“I know mum is okay, I don’t have to worry”: How our Home Care Packages help support caregiver children

11 March 2022

61-year-old Cheryl Abolderrow has been looking after her mum, Norma Sommerfeld, since she was about 15 years old.

When Cheryl’s dad and brother both passed away, Norma moved in with Cheryl, her husband and her daughter - and she’s been there ever since.

“Mum’s been unwell for a long time,” Cheryl says. “She had a few falls, ended up in hospital, and the hospital staff told her that she should go into care at a nursing home. She was adamant that she wouldn’t be going. She said to me - ‘if you put me in there I will die’. So, we had to make it work somehow.”

Norma is 88 now, on a Level 4 (highest level) Home Care Package, and has lived in Cheryl’s house for 14 years. She has the master bedroom with its ensuite, with plenty of room for her recliner, television and her bed. Norma spends most of her time watching television, or eating meals with the rest of the family, but does require 24/7 care.
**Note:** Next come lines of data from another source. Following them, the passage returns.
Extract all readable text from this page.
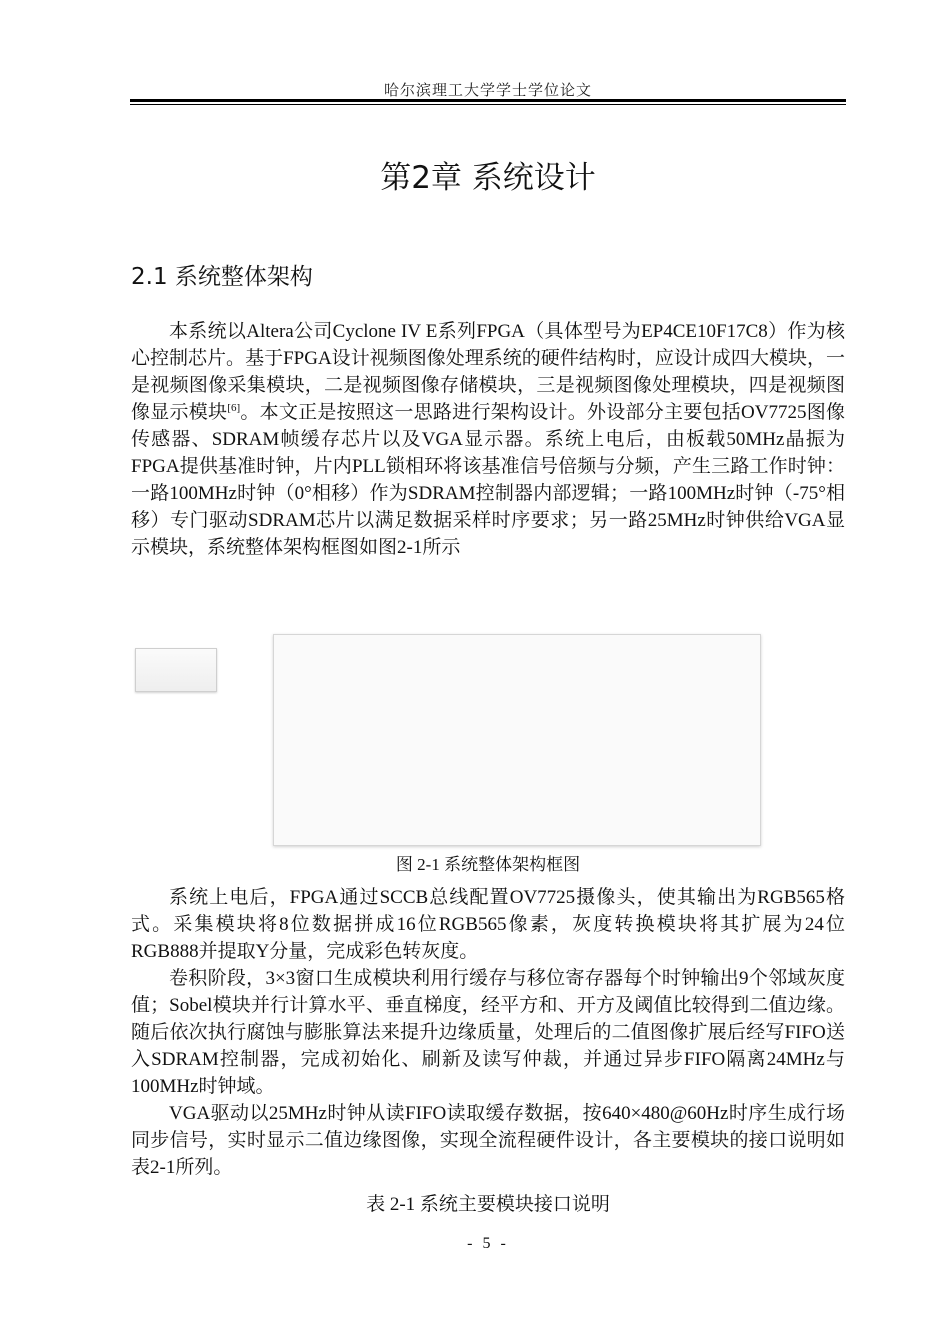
哈尔滨理工大学学士学位论文
第2章 系统设计
2.1 系统整体架构

本系统以Altera公司Cyclone IV E系列FPGA（具体型号为EP4CE10F17C8）作为核心控制芯片。基于FPGA设计视频图像处理系统的硬件结构时，应设计成四大模块，一是视频图像采集模块，二是视频图像存储模块，三是视频图像处理模块，四是视频图像显示模块[6]。本文正是按照这一思路进行架构设计。外设部分主要包括OV7725图像传感器、SDRAM帧缓存芯片以及VGA显示器。系统上电后，由板载50MHz晶振为FPGA提供基准时钟，片内PLL锁相环将该基准信号倍频与分频，产生三路工作时钟：一路100MHz时钟（0°相移）作为SDRAM控制器内部逻辑；一路100MHz时钟（-75°相移）专门驱动SDRAM芯片以满足数据采样时序要求；另一路25MHz时钟供给VGA显示模块，系统整体架构框图如图2-1所示

图 2-1 系统整体架构框图

系统上电后，FPGA通过SCCB总线配置OV7725摄像头，使其输出为RGB565格式。采集模块将8位数据拼成16位RGB565像素，灰度转换模块将其扩展为24位RGB888并提取Y分量，完成彩色转灰度。

卷积阶段，3×3窗口生成模块利用行缓存与移位寄存器每个时钟输出9个邻域灰度值；Sobel模块并行计算水平、垂直梯度，经平方和、开方及阈值比较得到二值边缘。随后依次执行腐蚀与膨胀算法来提升边缘质量，处理后的二值图像扩展后经写FIFO送入SDRAM控制器，完成初始化、刷新及读写仲裁，并通过异步FIFO隔离24MHz与100MHz时钟域。

VGA驱动以25MHz时钟从读FIFO读取缓存数据，按640×480@60Hz时序生成行场同步信号，实时显示二值边缘图像，实现全流程硬件设计，各主要模块的接口说明如表2-1所列。

表 2-1 系统主要模块接口说明
- 5 -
“You do have to do everything. She doesn’t walk, so you have to take her to the loo. As she has aged, she has got a bit of dementia, so she has lost a lot of ability,” Cheryl says.

How Feros Care can help

With her Home Care Package, Norma can access a variety of equipment for her needs, including her recliner, a wheelchair, a special bed, a shower chair and even the equipment used to move her from the bed to the bathroom.

Care workers attend each day to help with Norma’s grooming and offer Cheryl a bit of respite from her intense caring schedule.

“They shower her every day, which is a big help,” Cheryl says. “I know that mum is here being looked after and I can go out to pay the bills, or go have a coffee, and not have to worry. I look forward to having that time to myself every week.”

Norma enjoys the visits; the care workers might play some bingo with her or take her out on the deck to enjoy the sunshine. “She always seems to have a good time,” Cheryl adds, “she’s responsive, a bit more alert.”

As a carer, self-care is key

Norma with her family

Norma’s Feros Care Wellbeing Manager – also called Cheryl (Rayner) - has been working with both Norma and daughter Cheryl A for years. She knew that Cheryl A had given up a lot in the home to meet Norma’s care needs and soon realised that it wasn’t just Norma that could use some support from Feros Care.

“I was having medical treatment in town, and was short on time. One day, I came in, and Cheryl Rayner said - ‘are you okay? You just don’t seem like yourself.’ I was hot and flustered, and she said, ‘I think you probably need a bit more time to yourself,” Cheryl A explains.

Cheryl R arranged the in-home respite so that Cheryl A and her husband could have a bit more self-care time. Cheryl A can now go to her medical appointments without stress, and she even has the time to sit and have a coffee afterwards. On the weekends, she and her husband now enjoy a ‘date lunch’ or get their shopping done.

“I don’t think we realise how important self-care is to each and every one of us,” Cheryl R explains. “Carer’s burnout is real, and it needs to be addressed. Especially with what we’re calling the ‘sandwich generation’, getting pulled in both directions between their children and their ageing parents.”

We’re inspired to help everyone we can

Wellbeing Manager Cheryl R’s personal background as a long-time carer and supporter has given her personal perspective on on what really matters to people.

“I’ve been in that situation myself, making the decision to put loved ones into care or not - and Cheryl A could’ve made that choice quite some time ago but has chosen not to. As a result, we’re very happy to give her the chance to be supported in that carer role.”

Cheryl A agrees that keeping her mother at home is “100% better”: “I think being with the family makes a big difference. They feel that they have that security, the familiarity.”

“Being with Feros has made it so easy. Cheryl will give you options – she doesn’t just say, ‘oh we will do this. She will say, maybe we can do something, or something else.’ And there’s no trouble with the process. If there’s something I’m not sure about – I give them a ring and they talk me through it.”

“It’s just wonderful that they’re here supporting me. Otherwise I wouldn’t get out to do the things I like, or need, to do. And it makes me happier by doing it.”